Rispetto a quei ricordi “indelebile” nella nostra mente, per chi ha avuto la fortuna di avere vissuto quei momenti, come potremmo catalogarli e paragonarli ai ricordi che abbiamo delle cinque stagioni che ci sono state propinate in maniera indigesta nella gestione dell’ ex proprietario venuto dalla terra di Bari?

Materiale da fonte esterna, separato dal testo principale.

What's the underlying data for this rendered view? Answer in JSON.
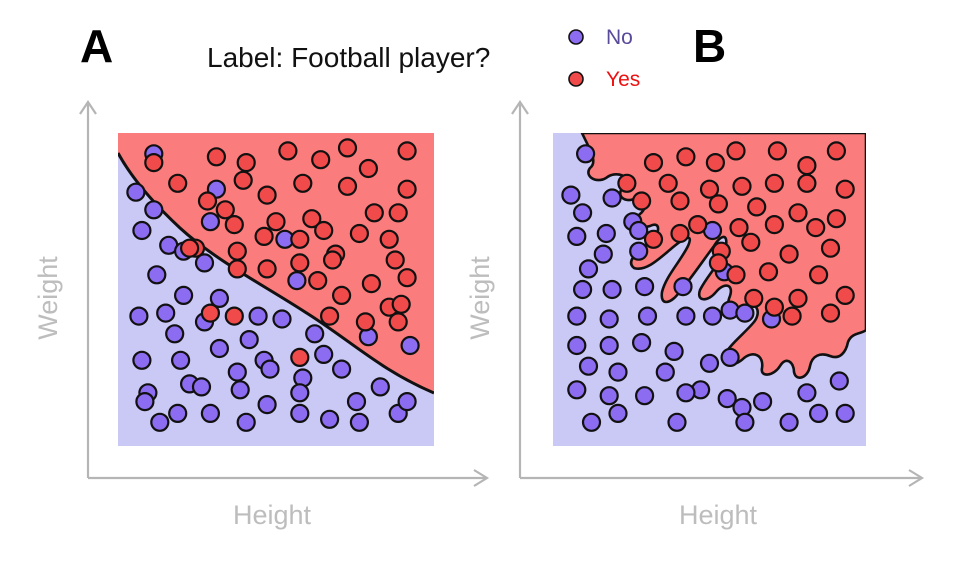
{
  "figure": {
    "panel_a_label": "A",
    "panel_b_label": "B",
    "title": "Label: Football player?",
    "legend": {
      "no_label": "No",
      "yes_label": "Yes"
    },
    "x_axis_label": "Height",
    "y_axis_label": "Weight"
  },
  "colors": {
    "no_point": "#8c6cf0",
    "yes_point": "#f04a4a",
    "no_region": "#cac8f5",
    "yes_region": "#fb7c7c",
    "no_text": "#5a4a9a",
    "yes_text": "#ee1111",
    "axis": "#b5b5b5",
    "axis_label": "#bdbdbd"
  },
  "chart_data": [
    {
      "panel": "A",
      "type": "scatter",
      "xlabel": "Height",
      "ylabel": "Weight",
      "decision_boundary": "smooth curve",
      "xlim": [
        0,
        100
      ],
      "ylim": [
        0,
        100
      ],
      "series": [
        {
          "name": "No",
          "points": [
            [
              9,
              96
            ],
            [
              3,
              83
            ],
            [
              30,
              84
            ],
            [
              9,
              77
            ],
            [
              5,
              70
            ],
            [
              28,
              73
            ],
            [
              14,
              65
            ],
            [
              19,
              63
            ],
            [
              53,
              67
            ],
            [
              26,
              59
            ],
            [
              57,
              53
            ],
            [
              10,
              55
            ],
            [
              19,
              48
            ],
            [
              31,
              47
            ],
            [
              4,
              41
            ],
            [
              13,
              42
            ],
            [
              26,
              39
            ],
            [
              44,
              41
            ],
            [
              52,
              40
            ],
            [
              16,
              35
            ],
            [
              41,
              33
            ],
            [
              31,
              30
            ],
            [
              63,
              35
            ],
            [
              81,
              34
            ],
            [
              5,
              26
            ],
            [
              18,
              26
            ],
            [
              46,
              26
            ],
            [
              66,
              28
            ],
            [
              95,
              31
            ],
            [
              37,
              22
            ],
            [
              48,
              23
            ],
            [
              59,
              20
            ],
            [
              72,
              23
            ],
            [
              7,
              15
            ],
            [
              21,
              18
            ],
            [
              38,
              16
            ],
            [
              58,
              15
            ],
            [
              85,
              17
            ],
            [
              6,
              12
            ],
            [
              25,
              17
            ],
            [
              47,
              11
            ],
            [
              77,
              12
            ],
            [
              11,
              5
            ],
            [
              17,
              8
            ],
            [
              28,
              8
            ],
            [
              40,
              5
            ],
            [
              58,
              8
            ],
            [
              68,
              6
            ],
            [
              78,
              5
            ],
            [
              91,
              8
            ],
            [
              94,
              12
            ]
          ]
        },
        {
          "name": "Yes",
          "points": [
            [
              9,
              93
            ],
            [
              30,
              95
            ],
            [
              40,
              93
            ],
            [
              54,
              97
            ],
            [
              65,
              94
            ],
            [
              74,
              98
            ],
            [
              81,
              91
            ],
            [
              94,
              97
            ],
            [
              17,
              86
            ],
            [
              39,
              87
            ],
            [
              47,
              82
            ],
            [
              59,
              86
            ],
            [
              74,
              85
            ],
            [
              94,
              84
            ],
            [
              27,
              80
            ],
            [
              33,
              77
            ],
            [
              50,
              73
            ],
            [
              62,
              74
            ],
            [
              83,
              76
            ],
            [
              91,
              76
            ],
            [
              36,
              72
            ],
            [
              46,
              68
            ],
            [
              58,
              67
            ],
            [
              66,
              70
            ],
            [
              78,
              69
            ],
            [
              88,
              67
            ],
            [
              23,
              64
            ],
            [
              37,
              63
            ],
            [
              70,
              62
            ],
            [
              37,
              57
            ],
            [
              47,
              57
            ],
            [
              58,
              59
            ],
            [
              69,
              60
            ],
            [
              90,
              60
            ],
            [
              64,
              53
            ],
            [
              82,
              52
            ],
            [
              94,
              54
            ],
            [
              72,
              48
            ],
            [
              88,
              44
            ],
            [
              68,
              41
            ],
            [
              80,
              39
            ],
            [
              91,
              39
            ],
            [
              21,
              64
            ],
            [
              36,
              41
            ],
            [
              58,
              27
            ],
            [
              92,
              45
            ],
            [
              28,
              42
            ]
          ]
        }
      ]
    },
    {
      "panel": "B",
      "type": "scatter",
      "xlabel": "Height",
      "ylabel": "Weight",
      "decision_boundary": "highly irregular, overfit contour",
      "xlim": [
        0,
        100
      ],
      "ylim": [
        0,
        100
      ],
      "series": [
        {
          "name": "No",
          "points": [
            [
              8,
              96
            ],
            [
              3,
              82
            ],
            [
              17,
              81
            ],
            [
              7,
              76
            ],
            [
              24,
              73
            ],
            [
              15,
              69
            ],
            [
              26,
              70
            ],
            [
              5,
              68
            ],
            [
              14,
              62
            ],
            [
              26,
              63
            ],
            [
              9,
              57
            ],
            [
              51,
              70
            ],
            [
              7,
              50
            ],
            [
              17,
              50
            ],
            [
              28,
              51
            ],
            [
              41,
              51
            ],
            [
              55,
              56
            ],
            [
              57,
              43
            ],
            [
              5,
              41
            ],
            [
              16,
              40
            ],
            [
              29,
              41
            ],
            [
              42,
              41
            ],
            [
              51,
              41
            ],
            [
              62,
              42
            ],
            [
              71,
              40
            ],
            [
              5,
              31
            ],
            [
              16,
              31
            ],
            [
              27,
              32
            ],
            [
              38,
              29
            ],
            [
              50,
              25
            ],
            [
              57,
              27
            ],
            [
              9,
              24
            ],
            [
              19,
              22
            ],
            [
              35,
              22
            ],
            [
              47,
              16
            ],
            [
              5,
              16
            ],
            [
              16,
              14
            ],
            [
              28,
              14
            ],
            [
              42,
              15
            ],
            [
              56,
              13
            ],
            [
              68,
              12
            ],
            [
              83,
              15
            ],
            [
              94,
              19
            ],
            [
              10,
              5
            ],
            [
              19,
              8
            ],
            [
              39,
              5
            ],
            [
              61,
              10
            ],
            [
              62,
              5
            ],
            [
              77,
              5
            ],
            [
              87,
              8
            ],
            [
              96,
              8
            ]
          ]
        },
        {
          "name": "Yes",
          "points": [
            [
              31,
              93
            ],
            [
              42,
              95
            ],
            [
              52,
              93
            ],
            [
              59,
              97
            ],
            [
              73,
              97
            ],
            [
              93,
              97
            ],
            [
              83,
              92
            ],
            [
              22,
              86
            ],
            [
              36,
              86
            ],
            [
              50,
              84
            ],
            [
              61,
              85
            ],
            [
              72,
              86
            ],
            [
              83,
              86
            ],
            [
              96,
              84
            ],
            [
              27,
              80
            ],
            [
              40,
              80
            ],
            [
              53,
              79
            ],
            [
              66,
              78
            ],
            [
              80,
              76
            ],
            [
              93,
              74
            ],
            [
              46,
              72
            ],
            [
              60,
              71
            ],
            [
              72,
              72
            ],
            [
              86,
              71
            ],
            [
              31,
              67
            ],
            [
              54,
              63
            ],
            [
              64,
              66
            ],
            [
              77,
              62
            ],
            [
              91,
              64
            ],
            [
              59,
              55
            ],
            [
              70,
              56
            ],
            [
              87,
              55
            ],
            [
              65,
              47
            ],
            [
              80,
              47
            ],
            [
              96,
              48
            ],
            [
              78,
              41
            ],
            [
              91,
              42
            ],
            [
              53,
              59
            ],
            [
              72,
              44
            ],
            [
              40,
              69
            ]
          ]
        }
      ]
    }
  ]
}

E allora meglio dimenticare tutto quello che abbiamo dovuto sopportare ed ingoiare nella gestione barese pressapochista, superficiale, inadeguata e in molti casi minacciosa e vessatoria con la mancata empatia e soprattutto col fatto di aver fatto il vuoto intorno a se con tutte le Istituzioni cittadine, con la maggior parte della stampa locale (a parte gli zerbini e i leccaculo di turno) ma soprattutto nei riguardi dei tifosi rossoneri che dopo poco tempo avevano capito con chi avevamo a che fare e come purtroppo sarebbe andata a fin ire la parentesi barese, al punto che anche cambiando in corsa a febbraio di quest’anno la proprietà non si è riusciti a evitare la prima retrocessione della storia di 106 anni tra i Dilettanti del Calcio Foggia 1920.
E adesso cosa succederà nel Foggia? Si dovrà ricominciare tutto da capo e questa sarà la grande fortuna che in questo momento fa ben sperare tutto l’ambiente rossonero a cominciare dai nuovi proprietari Gennaro Casillo con Giuseppe e Antonio De Vitto che avranno l’arduo compito di ricreare non solo l’ empatia con l’ambiente, con la stampa con i tifosi ma soprattutto ripristinare la credibilità, la dignità e l’identità di una società e di una squadra che ha nel suo DNA tutte le caratteristiche per uscire al più presto dal limbo della serie C e ritornare nelle categorie più consone al suo blasone e alla sua storia. e ad una piazza come Foggia.
Ripartire da capo significa soprattutto fare le scelte giuste e limitare gli errori al minimo sindacale anche perchè nella gestione di una società e di una squadra di calcio professionistica gli ostacoli e qualche errore sul percorso ci sono stati e ci saranno sempre, però basterà superarli con la competenza. la capacità manageriale, con la coesione. col gruppo, con la programmazione, con progetti lungimiranti e anche con un poco di fortuna che non guasta mai.
Le scelte? Nella ormai famosa “Piramide di ” Maslow”, la scala gerarchica è di fondamentale importanza, per questo motivo avere al fianco della proprietà dei profili di alto spessore diventa imprescindibile se si voglio raggiungere a breve oppure a medio termine traguardi e obiettivi ambiziosi.
Si parte dal Direttore Generale che il Calcio Foggia 1920 non ha mai avuto ma che è una figura decisiva nell’ambito delle decisioni societarie, per poi arrivare ala scelta di un responsabile dell’Area Marketing come pure un responsabile dell’Area Tecnica, dell’Uomo Immagine e dell’Area Medica. Si dovrà scegliere un Direttore Sportivo di esperienza e di polso, con gli attributi al posto giusto ma anche che conosca a mena dito le caratteristiche dei calciatori e degli allenatori nel panorama calcistico nazionale, questo per evitare di rifare gli errori degli ultimi anni del proprietario di Palo del Colle ma anche quelli commessi negli ultimi tre mesi che per colpa di “qualcuno” esterno alla proprietà ci ha fatto ritrovare ad un punto di non ritorno e una deriva in cui si trova oggi a maggio 2026 il Foggia che comunque resta in attesa di un’eventuale “riammissione” in serie C che sarebbe per la nostra società e per la nostra squadra di calcio rossonera una “panacea” che sconfiggerebbe tutti i mali e tutte le sofferenze passate.